What have you done for eternity lately?
Are you living day to day constantly fighting and struggling to make it through only to find yourself back where you started the day before? Are you living your life with no worries at all?
Are you aware of the millions of people who don't have what you have but yet you still want more? Do you find yourself thinking about mostly your own problems?
Now that you are thinking about these questions...if you took an inventory of your day and journaled every single thing you did, what would be left of your day that you could say---yes...I did that for you Lord...Yes...this will stand the fire on the day of judgment and be worthy of the kingdom of heaven. How much of your day would pass this test? Frightening thought huh?
Several months ago, I began to ask myself these questions and came to the conclusion that I could not honestly believe that my thoughts, my words, or my deeds had much to do with living kingdom minded, BUT had a lot to do with concerns of this world..it was heartbreaking to think about how much time, money, relationships, etc...I had wasted by not investing every ounce of Jesus I had into what really mattered.
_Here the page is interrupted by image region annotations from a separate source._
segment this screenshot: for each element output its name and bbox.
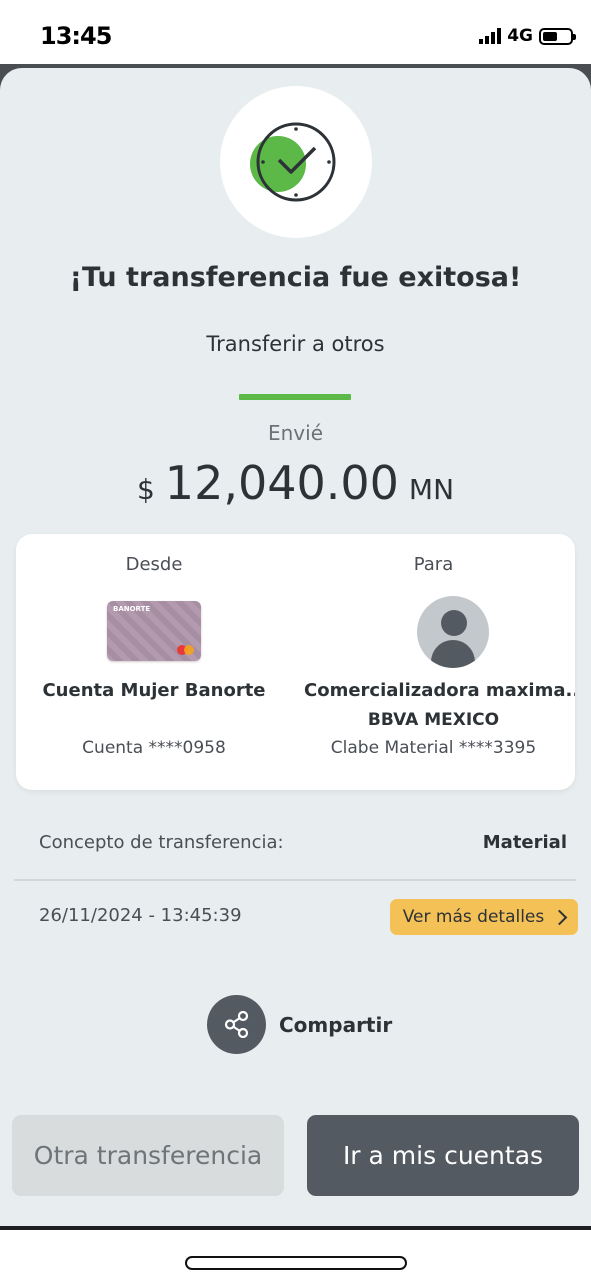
concept-label: Concepto de transferencia:	[39, 832, 284, 853]
battery-icon	[539, 27, 576, 45]
from-account-name: Cuenta Mujer Banorte	[42, 680, 266, 701]
amount-unit: MN	[408, 473, 455, 506]
share-label: Compartir	[279, 1012, 393, 1037]
amount-value: 12,040.00	[164, 456, 399, 510]
share-button[interactable]: Compartir	[207, 995, 392, 1054]
success-title: ¡Tu transferencia fue exitosa!	[69, 262, 522, 293]
to-account-number: Clabe Material ****3395	[330, 738, 537, 758]
chevron-right-icon	[551, 909, 568, 925]
transfer-type: Transferir a otros	[206, 332, 385, 356]
to-beneficiary-name: Comercializadora maxima...	[304, 680, 575, 701]
to-heading: Para	[413, 554, 454, 575]
from-heading: Desde	[125, 554, 183, 575]
success-badge	[220, 86, 372, 238]
status-time: 13:45	[40, 22, 112, 50]
from-section: Desde BANORTE Cuenta Mujer Banorte Cuent…	[16, 534, 292, 790]
signal-icon	[479, 28, 502, 44]
view-details-label: Ver más detalles	[402, 907, 545, 927]
share-icon	[207, 995, 266, 1054]
to-bank-name: BBVA MEXICO	[367, 710, 500, 730]
bank-card-image: BANORTE	[107, 601, 201, 661]
home-indicator[interactable]	[185, 1256, 407, 1270]
accent-divider	[239, 394, 351, 400]
from-account-number: Cuenta ****0958	[82, 738, 226, 758]
card-brand-text: BANORTE	[113, 605, 151, 613]
another-transfer-button[interactable]: Otra transferencia	[12, 1115, 284, 1196]
concept-value: Material	[482, 832, 567, 853]
amount: $ 12,040.00 MN	[0, 456, 591, 510]
concept-row: Concepto de transferencia: Material	[39, 832, 567, 853]
amount-currency: $	[136, 473, 155, 506]
sent-label: Envié	[267, 421, 323, 445]
transfer-parties-card: Desde BANORTE Cuenta Mujer Banorte Cuent…	[16, 534, 575, 790]
network-type: 4G	[507, 26, 533, 46]
avatar-icon	[417, 596, 489, 668]
home-area	[0, 1230, 591, 1280]
status-bar: 13:45 4G	[0, 0, 591, 64]
to-section: Para Comercializadora maxima... BBVA MEX…	[292, 534, 575, 790]
status-indicators: 4G	[479, 26, 576, 46]
mastercard-icon	[177, 645, 195, 655]
go-to-accounts-button[interactable]: Ir a mis cuentas	[307, 1115, 579, 1196]
divider	[14, 879, 576, 881]
clock-check-icon	[250, 122, 336, 202]
transfer-datetime: 26/11/2024 - 13:45:39	[39, 905, 242, 926]
view-details-button[interactable]: Ver más detalles	[390, 899, 578, 935]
Sure we can all look at ourselves and say "Well that's not me, I do plenty for people, I'm a nice person, I'm doing everything I should as a Christian, I'm not selfish becasue I'm kind, fogiving, and loving.." Oh yeah??? I guarantee you that most of us are only fooling ourselves. Not purposely, but this is how we were taught in American Church...it's all about appearance, and a little do good here and do good there and it's all good. Right?
Well I wasn't satisfied with that...There was a restless well inside of my soul that was thirsting for more of something I couldn't identify, but i had concluded that I didn't solely want to be a Christian singer or songwriter. There had to be more than standing on a stage in front of people wearing my cutest outfits and flaunting my highlighted hair, trying to live up to a falling market of advertisement, belting out some music and saying a few words about God to people who were hungry, lost, tormented, and hurting. Was that really enough to say I was doing all I could for God?
So I began to search God with all of my heart, my mind, and soul through prayer, fasting & weeping. I began to saturate my thoughts in the word of God and the closer I drew to him, the deeper he took me to his heart...it was a scary place at first..overwhelming with the cries of millions of lost souls, the pain and tears of those who barely live off of $1 a day, the ones who have no place to rest their head or eat a decent meal, no healthcare, the ones who are being abused, the ones who are in chains and bondage of addictions and captors, the ones who were dying and being persecuted for the name of Jesus...and what could I do about it? It was all so frightening to think if this were me, who would help me and hear my cries? Why aren't people listening? Does anyone care out there? Is this all there is?
Then God began to open my eyes to his way of selfless love, mercy, kindness, compassion, hope,and goodness. What I was doing with my life wasn't wrong, and it wasn't NOT enough. I was doing the best I could with what I had - the only way I knew how. God certainly gives each of us talents and gifts to use for his glory and places us exactly where we need to be in life. However, we begin to learn on this spiritual journey that there is more than just our lives going on in this world, and we have a unique opportunity to do things that 3/4 of the world cannot with our wealth as individuals, a church, and as a country in America. It's not the American nature (anymore) to be concerned about the rest of the world since it doesn't seem to affect us...but as we know, our nature is not like God's nature...perhaps we would understand if we went to die on a cross for someone we hadn't met yet, for something we never did, to give them something they might not even care to accept. I wanted that kind of love so much that I was willing to change my whole life for it..I wanted to stop living the illusion that I was being enough and do something about it...
NO MORE DOING NOTHING--BE SOMETHING!
Don't get me wrong...doing things for God will not get you into heaven and will not score you any game points with God. The only way to get to heaven is to accept Jesus Christ as your personal savior by faith and believe that he died and rose again on the cross for your sins. However, the greatest of all commandments as declared by Jesus himself is to love the Lord with all your heart, mind, and strength and to love your neighbor as yourself.
So I've set out on a mission to live my life everyday for the kingdom of God. There are different ways I do that, but each one of us has a different life, so what's my path is not going to be the same as yours and vice versa.
There are billions of ways to do that...but we have to do it on purpose. Every action will lead to a reaction and it can cause a revolution of love, compassion, and faith. So No More Do Nothing...Be Something!